The recovery entered its final stage in July 2015, when Giddens reached a deal to sell various claims held by the brokerage, including the right to pursue litigation against former CEO Jon Corzine and other former leaders, to the plan administrator overseeing the parent company’s Chapter 11 case. Giddens received $186 million in return and began winding down the company.
 
Judge Glenn praised Hughes Hubbard for performing work “of the highest quality” over the past four years. “One consistent matter has been the care and attention and the expertise that Hughes Hubbard & Reed has given to this case throughout,” he said. “There have been a lot of lawyers from your firm who have had a chance to appear before me, and who always acquitted themselves extremely well in whatever issues they were arguing. And from the standpoint of the Court, having the assistance of good counsel that write clear briefs, explain the issues, what relief they’re seeking and what the basis for it is, is obviously of enormous help.”
 
Judge Glenn also credited the firm for sending its younger lawyers to make principal arguments. “And they’ve all done very well,” he said. “It’s so hard for young lawyers to get that frontline experience these days.

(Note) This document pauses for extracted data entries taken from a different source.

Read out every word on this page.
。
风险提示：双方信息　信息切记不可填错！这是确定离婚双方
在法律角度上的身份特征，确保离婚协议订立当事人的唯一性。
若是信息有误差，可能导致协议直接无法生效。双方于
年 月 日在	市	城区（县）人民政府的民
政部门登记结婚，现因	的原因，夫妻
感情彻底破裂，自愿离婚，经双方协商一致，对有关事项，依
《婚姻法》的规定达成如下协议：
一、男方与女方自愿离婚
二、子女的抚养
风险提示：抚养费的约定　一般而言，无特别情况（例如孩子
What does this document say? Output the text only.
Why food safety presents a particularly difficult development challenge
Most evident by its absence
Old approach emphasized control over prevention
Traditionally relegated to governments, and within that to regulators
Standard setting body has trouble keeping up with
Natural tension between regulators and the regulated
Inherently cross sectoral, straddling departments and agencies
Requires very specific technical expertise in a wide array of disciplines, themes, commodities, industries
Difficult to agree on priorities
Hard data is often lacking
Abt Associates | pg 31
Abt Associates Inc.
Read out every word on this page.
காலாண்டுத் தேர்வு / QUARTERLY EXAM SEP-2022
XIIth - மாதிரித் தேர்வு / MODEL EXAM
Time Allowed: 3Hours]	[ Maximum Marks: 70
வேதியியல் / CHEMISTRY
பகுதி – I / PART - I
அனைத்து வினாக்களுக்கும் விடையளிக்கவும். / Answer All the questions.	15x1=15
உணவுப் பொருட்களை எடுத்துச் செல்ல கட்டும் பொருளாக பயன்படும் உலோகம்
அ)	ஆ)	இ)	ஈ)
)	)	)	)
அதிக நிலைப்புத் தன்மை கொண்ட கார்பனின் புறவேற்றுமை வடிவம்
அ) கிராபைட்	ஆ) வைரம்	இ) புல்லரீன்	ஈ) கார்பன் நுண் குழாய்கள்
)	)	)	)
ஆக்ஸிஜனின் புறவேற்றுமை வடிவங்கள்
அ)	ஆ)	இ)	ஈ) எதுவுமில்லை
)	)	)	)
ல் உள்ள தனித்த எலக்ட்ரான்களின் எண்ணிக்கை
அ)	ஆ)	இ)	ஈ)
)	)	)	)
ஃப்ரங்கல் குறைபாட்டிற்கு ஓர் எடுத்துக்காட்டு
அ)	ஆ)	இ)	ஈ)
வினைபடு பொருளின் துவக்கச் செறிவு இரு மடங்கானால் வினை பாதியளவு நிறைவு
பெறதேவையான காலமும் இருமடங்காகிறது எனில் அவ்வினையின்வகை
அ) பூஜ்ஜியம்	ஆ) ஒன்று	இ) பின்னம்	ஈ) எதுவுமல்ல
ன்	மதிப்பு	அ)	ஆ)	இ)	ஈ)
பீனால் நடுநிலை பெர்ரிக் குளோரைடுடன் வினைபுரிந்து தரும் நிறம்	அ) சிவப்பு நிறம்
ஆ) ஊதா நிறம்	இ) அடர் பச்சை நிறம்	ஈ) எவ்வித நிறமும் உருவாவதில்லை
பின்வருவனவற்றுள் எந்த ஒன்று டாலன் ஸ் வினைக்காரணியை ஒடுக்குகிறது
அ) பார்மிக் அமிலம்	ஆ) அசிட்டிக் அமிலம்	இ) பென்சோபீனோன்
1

But every one of them was very well prepared, and was able to answer whatever questions I had. And so I commend your firm for giving responsibility to young lawyers on serious matters.”
 
The conclusion of the liquidation also made headlines in The Wall Street Journal, USA Today and other publications.
 
In addition to Kobak, Chris Kiplok led a large team across the firm representing Giddens. The team included Sarah Cave, Jeff Coleman, Dustin Smith, Anson Frelinghuysen, Erin Diers, Jeff Margolin, Meredith Stead, Ken Aulet, Sara Echenique, Dina Hoffer, Paulina Bellantonio and Pavlos Petrovas.